The autumn is a peak time for edible waste, and while Christmas food waste is a major concern for many households and businesses, it is by no means the start of the seasonal problem.
Already UK households have carved 15 million pumpkins without eating the flesh, according to Hubbub, enough to give everyone in the country a bowl of pumpkin soup.
A third of people believe the pumpkins we carve for Halloween are an inedible variety, and more than half don’t think of them as food.
Combined with other celebrations like Easter and, of course, Christmas food waste, the UK throws away 7 million tonnes of edible waste every year.
In 2016, Hubbub trialled a ‘Pumpkin Rescue’ concept to recover this waste and make sure it got eaten, and 23 UK towns took part, with some US communities also joining in.

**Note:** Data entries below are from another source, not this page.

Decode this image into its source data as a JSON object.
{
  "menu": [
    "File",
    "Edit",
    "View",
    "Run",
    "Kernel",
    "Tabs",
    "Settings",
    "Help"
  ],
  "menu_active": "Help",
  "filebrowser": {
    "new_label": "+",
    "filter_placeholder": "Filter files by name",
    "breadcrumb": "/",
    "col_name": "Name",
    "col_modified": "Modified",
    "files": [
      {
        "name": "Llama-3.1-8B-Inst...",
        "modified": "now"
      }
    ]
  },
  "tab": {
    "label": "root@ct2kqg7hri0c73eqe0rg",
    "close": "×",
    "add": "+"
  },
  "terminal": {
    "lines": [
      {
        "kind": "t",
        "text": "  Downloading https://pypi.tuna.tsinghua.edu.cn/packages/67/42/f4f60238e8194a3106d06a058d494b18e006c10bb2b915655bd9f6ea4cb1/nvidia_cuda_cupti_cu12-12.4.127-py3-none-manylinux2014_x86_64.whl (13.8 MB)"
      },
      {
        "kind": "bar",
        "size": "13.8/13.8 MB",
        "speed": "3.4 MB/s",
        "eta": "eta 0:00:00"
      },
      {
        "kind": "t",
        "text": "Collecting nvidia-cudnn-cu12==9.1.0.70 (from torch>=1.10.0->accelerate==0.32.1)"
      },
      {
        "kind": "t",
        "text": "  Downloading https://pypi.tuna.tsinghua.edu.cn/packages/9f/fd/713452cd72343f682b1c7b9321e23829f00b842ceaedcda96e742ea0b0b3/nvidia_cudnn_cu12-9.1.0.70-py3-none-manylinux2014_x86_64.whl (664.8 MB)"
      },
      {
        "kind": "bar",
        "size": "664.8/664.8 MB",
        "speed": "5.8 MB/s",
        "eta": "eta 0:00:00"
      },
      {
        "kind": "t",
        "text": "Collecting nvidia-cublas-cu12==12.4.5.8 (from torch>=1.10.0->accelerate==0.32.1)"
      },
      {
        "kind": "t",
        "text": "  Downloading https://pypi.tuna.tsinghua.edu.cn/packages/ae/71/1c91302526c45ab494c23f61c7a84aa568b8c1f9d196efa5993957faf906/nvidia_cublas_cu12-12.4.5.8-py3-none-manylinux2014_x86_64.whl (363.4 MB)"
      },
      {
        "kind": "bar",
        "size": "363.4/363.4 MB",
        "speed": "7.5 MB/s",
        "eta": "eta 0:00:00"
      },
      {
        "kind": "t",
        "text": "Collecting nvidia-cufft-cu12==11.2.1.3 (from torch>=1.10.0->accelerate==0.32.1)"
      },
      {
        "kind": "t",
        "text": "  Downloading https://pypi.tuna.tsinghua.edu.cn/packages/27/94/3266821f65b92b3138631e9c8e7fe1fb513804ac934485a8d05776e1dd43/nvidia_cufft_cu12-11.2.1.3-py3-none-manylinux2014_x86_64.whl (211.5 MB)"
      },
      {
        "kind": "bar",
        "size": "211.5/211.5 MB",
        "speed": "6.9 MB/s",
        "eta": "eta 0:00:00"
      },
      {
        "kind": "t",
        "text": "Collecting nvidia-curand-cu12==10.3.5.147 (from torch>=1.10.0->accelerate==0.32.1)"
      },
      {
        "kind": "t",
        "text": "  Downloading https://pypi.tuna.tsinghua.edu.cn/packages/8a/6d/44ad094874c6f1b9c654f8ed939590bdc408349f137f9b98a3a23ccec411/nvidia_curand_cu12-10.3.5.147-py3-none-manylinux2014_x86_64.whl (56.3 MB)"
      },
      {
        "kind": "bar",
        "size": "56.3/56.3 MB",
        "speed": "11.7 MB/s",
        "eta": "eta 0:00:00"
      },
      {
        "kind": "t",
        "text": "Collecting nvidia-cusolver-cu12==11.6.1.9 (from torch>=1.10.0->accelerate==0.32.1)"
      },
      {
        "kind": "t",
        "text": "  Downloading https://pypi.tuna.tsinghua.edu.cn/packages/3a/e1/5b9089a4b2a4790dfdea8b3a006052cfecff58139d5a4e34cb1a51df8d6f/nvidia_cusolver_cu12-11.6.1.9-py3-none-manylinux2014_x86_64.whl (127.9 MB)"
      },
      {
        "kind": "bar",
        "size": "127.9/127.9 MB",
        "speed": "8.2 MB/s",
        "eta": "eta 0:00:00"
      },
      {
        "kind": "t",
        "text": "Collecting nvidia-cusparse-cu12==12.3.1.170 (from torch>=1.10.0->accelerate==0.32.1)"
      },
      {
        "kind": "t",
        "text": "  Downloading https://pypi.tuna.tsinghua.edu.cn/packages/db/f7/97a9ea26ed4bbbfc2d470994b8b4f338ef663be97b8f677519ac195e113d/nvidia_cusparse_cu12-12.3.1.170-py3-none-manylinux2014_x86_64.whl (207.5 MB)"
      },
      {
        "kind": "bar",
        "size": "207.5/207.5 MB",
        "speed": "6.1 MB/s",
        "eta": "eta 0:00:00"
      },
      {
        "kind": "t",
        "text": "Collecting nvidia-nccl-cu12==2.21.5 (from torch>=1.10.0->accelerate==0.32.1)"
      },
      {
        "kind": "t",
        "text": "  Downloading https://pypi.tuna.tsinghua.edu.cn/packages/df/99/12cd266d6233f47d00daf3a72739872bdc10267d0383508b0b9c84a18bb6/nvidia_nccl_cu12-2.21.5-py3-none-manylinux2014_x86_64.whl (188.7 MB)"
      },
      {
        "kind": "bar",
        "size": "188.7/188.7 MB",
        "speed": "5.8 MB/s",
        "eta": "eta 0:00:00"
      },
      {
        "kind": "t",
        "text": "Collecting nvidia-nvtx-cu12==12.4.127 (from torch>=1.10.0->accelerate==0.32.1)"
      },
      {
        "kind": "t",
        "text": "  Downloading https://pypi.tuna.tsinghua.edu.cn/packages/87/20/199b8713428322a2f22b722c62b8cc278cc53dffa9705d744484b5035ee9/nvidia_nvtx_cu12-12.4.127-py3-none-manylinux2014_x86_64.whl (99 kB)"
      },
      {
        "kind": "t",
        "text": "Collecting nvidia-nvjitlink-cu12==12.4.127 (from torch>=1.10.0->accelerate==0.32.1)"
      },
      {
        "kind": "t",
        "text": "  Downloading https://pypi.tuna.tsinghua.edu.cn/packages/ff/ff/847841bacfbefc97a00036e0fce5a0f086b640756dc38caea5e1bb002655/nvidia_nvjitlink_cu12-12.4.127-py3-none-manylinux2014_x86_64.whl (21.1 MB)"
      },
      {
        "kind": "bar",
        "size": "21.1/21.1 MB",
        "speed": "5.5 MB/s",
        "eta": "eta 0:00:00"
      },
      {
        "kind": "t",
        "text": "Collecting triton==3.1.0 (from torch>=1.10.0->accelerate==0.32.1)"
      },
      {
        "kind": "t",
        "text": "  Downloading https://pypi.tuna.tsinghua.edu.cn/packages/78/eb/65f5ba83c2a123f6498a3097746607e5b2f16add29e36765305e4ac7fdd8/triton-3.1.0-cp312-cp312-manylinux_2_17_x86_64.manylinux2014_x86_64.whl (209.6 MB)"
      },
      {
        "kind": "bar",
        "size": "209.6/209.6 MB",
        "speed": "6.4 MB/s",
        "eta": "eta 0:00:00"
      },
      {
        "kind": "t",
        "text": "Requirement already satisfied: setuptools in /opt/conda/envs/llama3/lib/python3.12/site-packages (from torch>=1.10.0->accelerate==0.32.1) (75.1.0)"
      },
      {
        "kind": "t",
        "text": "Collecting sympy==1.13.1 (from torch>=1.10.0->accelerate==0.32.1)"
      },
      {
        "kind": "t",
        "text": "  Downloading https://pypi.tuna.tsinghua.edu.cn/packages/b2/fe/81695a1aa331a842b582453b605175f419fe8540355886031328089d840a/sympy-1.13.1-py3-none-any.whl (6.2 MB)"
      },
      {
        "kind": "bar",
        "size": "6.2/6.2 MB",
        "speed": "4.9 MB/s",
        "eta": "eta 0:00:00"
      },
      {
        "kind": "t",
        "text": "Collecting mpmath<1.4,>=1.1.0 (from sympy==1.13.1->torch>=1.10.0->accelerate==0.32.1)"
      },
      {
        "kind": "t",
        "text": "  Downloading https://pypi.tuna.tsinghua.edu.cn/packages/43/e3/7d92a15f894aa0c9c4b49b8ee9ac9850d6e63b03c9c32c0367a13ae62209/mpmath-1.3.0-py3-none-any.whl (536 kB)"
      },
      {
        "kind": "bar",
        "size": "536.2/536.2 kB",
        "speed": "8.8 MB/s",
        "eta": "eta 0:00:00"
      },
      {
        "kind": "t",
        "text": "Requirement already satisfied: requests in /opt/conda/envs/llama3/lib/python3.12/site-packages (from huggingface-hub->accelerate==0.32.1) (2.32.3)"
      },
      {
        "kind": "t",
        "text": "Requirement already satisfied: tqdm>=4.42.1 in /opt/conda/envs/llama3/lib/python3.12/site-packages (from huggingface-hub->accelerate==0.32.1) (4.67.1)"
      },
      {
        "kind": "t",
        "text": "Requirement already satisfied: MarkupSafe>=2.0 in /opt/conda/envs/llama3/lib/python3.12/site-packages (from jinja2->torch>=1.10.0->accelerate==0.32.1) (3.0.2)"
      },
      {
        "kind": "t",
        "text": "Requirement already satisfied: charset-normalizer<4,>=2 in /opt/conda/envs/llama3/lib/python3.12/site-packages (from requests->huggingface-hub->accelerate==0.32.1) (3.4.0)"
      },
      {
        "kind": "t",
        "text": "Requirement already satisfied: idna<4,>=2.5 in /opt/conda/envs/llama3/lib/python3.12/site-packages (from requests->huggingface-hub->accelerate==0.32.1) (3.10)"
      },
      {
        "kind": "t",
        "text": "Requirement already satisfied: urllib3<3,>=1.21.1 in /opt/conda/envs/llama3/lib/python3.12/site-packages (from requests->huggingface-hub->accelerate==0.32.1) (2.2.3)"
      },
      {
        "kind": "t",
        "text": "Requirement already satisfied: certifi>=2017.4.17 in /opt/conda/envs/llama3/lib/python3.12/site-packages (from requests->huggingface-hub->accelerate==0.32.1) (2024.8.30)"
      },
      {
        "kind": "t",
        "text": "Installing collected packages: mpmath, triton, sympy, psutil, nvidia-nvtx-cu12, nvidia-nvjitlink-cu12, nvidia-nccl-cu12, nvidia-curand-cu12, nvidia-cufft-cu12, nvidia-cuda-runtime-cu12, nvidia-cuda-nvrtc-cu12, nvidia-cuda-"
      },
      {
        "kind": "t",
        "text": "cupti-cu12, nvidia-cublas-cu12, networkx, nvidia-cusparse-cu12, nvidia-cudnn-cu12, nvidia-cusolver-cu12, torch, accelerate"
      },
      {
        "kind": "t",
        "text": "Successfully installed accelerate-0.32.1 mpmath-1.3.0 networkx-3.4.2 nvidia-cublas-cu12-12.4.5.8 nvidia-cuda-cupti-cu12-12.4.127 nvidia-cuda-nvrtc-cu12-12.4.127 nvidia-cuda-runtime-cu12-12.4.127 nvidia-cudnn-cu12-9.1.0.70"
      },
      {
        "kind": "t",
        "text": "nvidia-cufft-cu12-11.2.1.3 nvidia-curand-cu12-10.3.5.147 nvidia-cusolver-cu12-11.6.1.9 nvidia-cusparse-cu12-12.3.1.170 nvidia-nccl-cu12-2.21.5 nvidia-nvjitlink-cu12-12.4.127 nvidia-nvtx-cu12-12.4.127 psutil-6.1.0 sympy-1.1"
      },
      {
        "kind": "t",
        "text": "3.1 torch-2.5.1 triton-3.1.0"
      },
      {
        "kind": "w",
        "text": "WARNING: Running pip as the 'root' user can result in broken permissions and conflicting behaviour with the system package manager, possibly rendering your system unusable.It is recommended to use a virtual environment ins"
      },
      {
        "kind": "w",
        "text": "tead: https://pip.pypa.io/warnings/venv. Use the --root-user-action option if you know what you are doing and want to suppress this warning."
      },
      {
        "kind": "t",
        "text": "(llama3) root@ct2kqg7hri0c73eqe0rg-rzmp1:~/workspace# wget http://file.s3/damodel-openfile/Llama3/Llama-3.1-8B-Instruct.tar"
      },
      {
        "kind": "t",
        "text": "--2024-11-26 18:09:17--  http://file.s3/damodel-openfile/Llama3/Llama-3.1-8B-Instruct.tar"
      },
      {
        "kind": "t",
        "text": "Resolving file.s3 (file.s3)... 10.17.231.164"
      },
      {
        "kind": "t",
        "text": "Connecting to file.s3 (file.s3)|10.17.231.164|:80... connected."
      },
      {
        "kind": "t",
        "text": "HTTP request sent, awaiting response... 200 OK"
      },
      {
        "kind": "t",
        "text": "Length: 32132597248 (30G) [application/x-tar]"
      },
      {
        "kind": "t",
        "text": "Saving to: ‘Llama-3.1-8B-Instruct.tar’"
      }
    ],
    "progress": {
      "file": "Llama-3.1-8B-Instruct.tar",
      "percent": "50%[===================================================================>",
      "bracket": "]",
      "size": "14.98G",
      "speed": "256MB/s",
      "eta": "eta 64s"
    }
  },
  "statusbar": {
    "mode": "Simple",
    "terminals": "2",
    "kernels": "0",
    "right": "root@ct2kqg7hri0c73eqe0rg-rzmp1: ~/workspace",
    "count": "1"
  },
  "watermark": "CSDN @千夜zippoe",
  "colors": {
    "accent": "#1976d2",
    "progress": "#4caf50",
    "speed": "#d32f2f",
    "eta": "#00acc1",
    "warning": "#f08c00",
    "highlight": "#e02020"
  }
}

A total of 25 tonnes of pumpkins were eaten instead of being wasted, and in 2016 Hubbub looked to expand this to reach 40 locations and investigate extending the initiative to reduce Easter and Christmas food waste as well.
But there are already other initiatives to tackle Christmas food waste, such as Unilever’s partnership with Love Food Hate Waste dating back to 2012.
The partners estimated then that annual Christmas food waste includes two million turkeys, five million Christmas puddings (many of which linger in the back of the cupboard until they are rediscovered in the summer) and 74 million mince pies.
Remember, those are not the number we consume as a nation – they are the number that go to waste.
More than a third of households throw away more food waste at Christmas than they do at any other time of year, yet many festive foods can be stored for longer than people realise.
Hard cheese can be frozen and used weeks later in soup, quiche or even defrosted and put on a cheese board.
Leftover mincemeat makes an instant dessert sauce if warmed through gently, and is delicious served over ice cream.
Vegetables can be used to make bubble and squeak, while a bowl of leftover roast potatoes and parsnips makes a quick evening snack for anyone who doesn’t have much of a sweet tooth for the usual chocolates.
Even during the cooking process, parboiled potatoes can be divided into portion-sized quantities, tossed in oil and frozen, then when each meal is being prepared, the required number of portions can be defrosted and roasted to completion.
Reducing Christmas food waste is like tackling any kind of waste – a combination of reduce, reuse and recycle.
Effective portion control and only cooking what you need is the first step, which means resisting the temptation to serve up a feast much larger than you will actually eat.
If you do have leftovers, try to reuse them as snacks, freeze them if they are suitable for doing so, or incorporate them into later recipes.
Finally, unavoidable food waste – such as vegetable peelings and leftover scraps, plus the inevitable spoilage – should be recycled as organic material, allowing it to be turned into compost or animal feed, or burned as a biomass source of energy.